Wskazywałem w szczególności, że jeśli informacje z Rosji się potwierdzą, krewni ofiar zbrodni NKWD mogą pomyśleć o skierowaniu skargi do Europejskiego Trybunału Praw Człowieka. Federacja Rosyjska, prawny następca Związku Sowieckiego, podpisała bowiem Europejską konwencję praw człowieka i począwszy od 5 maja 1998 r., poddała się kontroli Trybunału. Konwencja zawiera art. 2 odnoszący się do prawa do życia. Prawo to nie tylko nie pozwala na odbierania życia ludzkiego poza kilkoma wyraźnie wskazanymi i rygorystycznie rozumianymi sytuacjami, ale nakazuje też państwu przeprowadzenie należytego postępowania wyjaśniającego, gdy do śmierci doszło wskutek zabójstwa lub jej okoliczności rodzą wątpliwości. Wymaganego postępowania bez wątpienia nie ma, gdy państwo nazywa masowy mord przekroczeniem uprawnień, a sprawców nie ściga, bo upłynął już termin przedawnienia.

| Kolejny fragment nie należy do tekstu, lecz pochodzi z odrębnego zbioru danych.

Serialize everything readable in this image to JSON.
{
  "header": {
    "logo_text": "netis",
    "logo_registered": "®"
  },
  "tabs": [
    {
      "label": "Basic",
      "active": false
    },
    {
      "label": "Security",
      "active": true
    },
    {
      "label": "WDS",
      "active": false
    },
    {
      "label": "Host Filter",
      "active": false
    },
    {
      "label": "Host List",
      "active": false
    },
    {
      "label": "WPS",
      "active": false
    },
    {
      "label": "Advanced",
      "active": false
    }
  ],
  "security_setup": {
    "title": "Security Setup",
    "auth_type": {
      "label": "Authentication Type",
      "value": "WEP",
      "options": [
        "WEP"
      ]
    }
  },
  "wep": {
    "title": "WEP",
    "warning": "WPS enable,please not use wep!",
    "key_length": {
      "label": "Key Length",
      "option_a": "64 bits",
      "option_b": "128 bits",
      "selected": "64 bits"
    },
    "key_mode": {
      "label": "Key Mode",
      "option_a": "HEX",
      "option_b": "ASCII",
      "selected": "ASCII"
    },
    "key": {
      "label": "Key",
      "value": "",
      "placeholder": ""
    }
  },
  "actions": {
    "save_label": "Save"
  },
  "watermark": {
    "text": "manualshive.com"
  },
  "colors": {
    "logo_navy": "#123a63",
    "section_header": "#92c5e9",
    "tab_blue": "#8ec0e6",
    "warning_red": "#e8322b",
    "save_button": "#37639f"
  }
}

Po ukazaniu się artykułu skontaktowała się ze mną Witomiła Wołk-Jezierska, córka zabitego w Katyniu polskiego oficera. Odnalazła mnie w Holandii, gdzie wówczas przebywałem jako stypendysta amerykańskiej Fundacji Andrew Mellona. Moja rozmówczyni pytała, czy to, o czym pisałem, da się przełożyć na działanie praktyczne, którym zainteresowane są nie tylko ona i jej matka, wdowa po poruczniku Wołku, ale i grupa krewnych innych ofiar zbrodni katyńskiej. Umówiliśmy się na spotkanie po moim powrocie do Polski wiosną 2005 r.